Saint Martin of the Tigers (São Martinho dos Tigres), sometimes referred to simply as Village of Tigres Bay (Vila da Baía dos Tigres), is a ghost town in southern Angola, located on Tigres Island, currently separated from the Angolan mainland by the Tigres Strait. For legal purposes it is also a commune in the municipality of Tômbua, in the province of Namibe.

==History==
It was founded in 1860 as a model settlement town to serve as a population and economic center in one of the most inhospitable regions of the Namibe desert. The Portuguese colonial government sent many inhabitants of the Algarve, with great experience in sea fishing, to found the village of Saint Martin of the Tigers, in the still existing Tigres bay.

The village had great infrastructure, having become the largest Angolan fishing center before the first half of the 20th century. However, in 1962, strong waves broke the isthmus of the Tigres peninsula, making it the current Tigres Island. Thereafter Saint Martin of the Tigers faced many difficulties, suffering problems with the supply of water, food and basic items.
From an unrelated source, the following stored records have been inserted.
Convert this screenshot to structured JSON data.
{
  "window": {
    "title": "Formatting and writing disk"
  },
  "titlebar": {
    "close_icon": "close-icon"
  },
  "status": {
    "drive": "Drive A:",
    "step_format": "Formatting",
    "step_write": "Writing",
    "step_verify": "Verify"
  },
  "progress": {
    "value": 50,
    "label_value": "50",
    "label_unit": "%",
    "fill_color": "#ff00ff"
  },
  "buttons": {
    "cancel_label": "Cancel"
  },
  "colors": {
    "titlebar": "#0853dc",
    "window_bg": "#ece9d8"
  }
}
Between 1975 and 1976, given that the majority of its population was of European descent and, fearing reprisals from nationalist movements in the ongoing civil war, the village was abandoned, never being populated again for long periods. In the 1980s and 1990s the Angolan government tried to encourage waves of migration to repopulate the village, but was unsuccessful.
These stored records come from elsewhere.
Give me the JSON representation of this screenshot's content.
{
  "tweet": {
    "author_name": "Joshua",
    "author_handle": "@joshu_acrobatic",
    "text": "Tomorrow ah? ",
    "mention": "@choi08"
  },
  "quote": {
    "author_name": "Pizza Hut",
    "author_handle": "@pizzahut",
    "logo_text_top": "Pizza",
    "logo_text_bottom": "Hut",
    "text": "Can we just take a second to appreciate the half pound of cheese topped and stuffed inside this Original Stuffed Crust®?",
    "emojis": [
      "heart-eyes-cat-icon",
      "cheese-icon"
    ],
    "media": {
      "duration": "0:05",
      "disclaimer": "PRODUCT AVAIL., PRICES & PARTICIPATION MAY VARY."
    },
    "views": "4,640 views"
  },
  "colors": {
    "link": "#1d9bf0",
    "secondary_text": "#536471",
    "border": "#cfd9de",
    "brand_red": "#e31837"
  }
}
Even so, from 1996 onwards, the Angolan government figuratively appointed the communal administrator of Saint Martin of the Tigers, elaborating an ambitious project to recover the locality and the valuable fishing center. The European Union has come to foresee support, but the town's recovery has not yet started. The economic activity that still develops in the area is tourism, thanks to the popular legends that emerged after its transformation into a ghost town.

The locality has a Naval Maneuver Base of the Angolan Navy. However, it is a seasonally inhabited position in the locality.